De gimnasios, ojos y espejos

Los gimnasios de las aceras, los parques y las zonas verdes de Envigado no tienen espejos. Espejos como los que sí
abundan en los gimnasios privados, destinados a que las personas que asisten vayan solazándose, embelesándose
con su figura y sus movimientos, mientras estiran a fondo sus extremidades.
Asunto que recuerda a Narciso, el joven de la mitología griega dueño de gran belleza, a quien Némesis, diosa de la
venganza, castigó por no haber atendido el amor de la ninfa Eco, haciéndolo deleitar con su propia imagen reflejada en la fuente, enamorándolo de esta y tornándole imposible dejar de observarla. Él terminó por arrojarse a las aguas.
Está bien, es cierto: los gimnasios callejeros de Envigado no poseen espejos, porque carecen de paredes de las cuales colgarlos. Pero, en ellos, los espejos son los ojos de los demás. Los ojos de los transeúntes o de quienes pasan en autos muy cerca y miran sin pudor alguno las nalgas y los movimientos de quienes se estiran y encogen, de quienes se cuelgan de una barra o sostienen de sus pies para, luego de doblar su cuerpo en dos, alcanzar a tocar con sus manos los tobillos.

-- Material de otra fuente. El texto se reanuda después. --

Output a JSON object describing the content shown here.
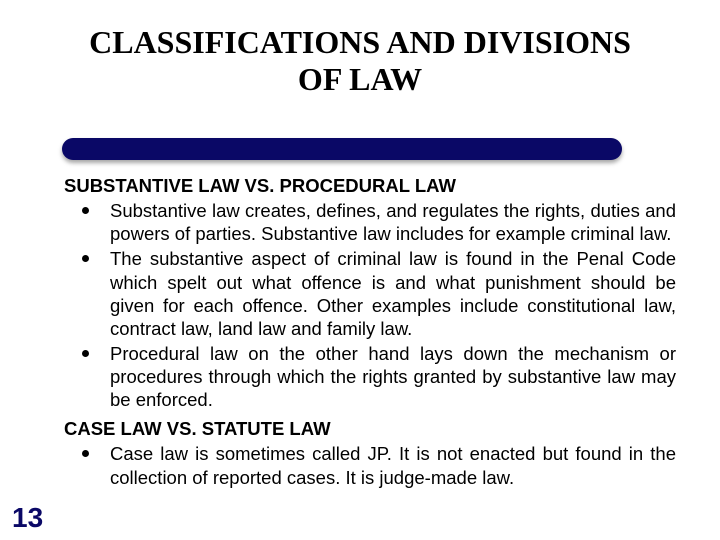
{
  "title_line1": "CLASSIFICATIONS AND DIVISIONS",
  "title_line2": "OF LAW",
  "colors": {
    "bar": "#0a0866",
    "page_number": "#0a0866",
    "text": "#000000",
    "background": "#ffffff"
  },
  "sections": [
    {
      "heading": "SUBSTANTIVE LAW VS. PROCEDURAL LAW",
      "bullets": [
        "Substantive law creates, defines, and regulates the rights, duties and powers of parties. Substantive law includes for example criminal law.",
        "The substantive aspect of criminal law is found in the Penal Code which spelt out what offence is and what punishment should be given for each offence. Other examples include constitutional law, contract law, land law and family law.",
        "Procedural law on the other hand lays down the mechanism or procedures through which the rights granted by substantive law may be enforced."
      ]
    },
    {
      "heading": "CASE LAW VS. STATUTE LAW",
      "bullets": [
        "Case law is sometimes called JP. It is not enacted but found in the collection of reported cases. It is judge-made law."
      ]
    }
  ],
  "page_number": "13",
  "typography": {
    "title_font": "Times New Roman",
    "title_fontsize_pt": 24,
    "body_font": "Arial",
    "body_fontsize_pt": 14,
    "heading_weight": "bold"
  }
}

La verdad, no está mal que existan lugares destinados al cuidado físico, en estos días cuando hay un afán marcado,
una obsesión quizá, por ejercitar el cuerpo. En ellos se calma la ansiedad de estar en la onda de la gimnasia sin
gastar un peso y se puede perder peso solo a cambio de ser observado.
En el fondo, espejos y ojos son lo mismo.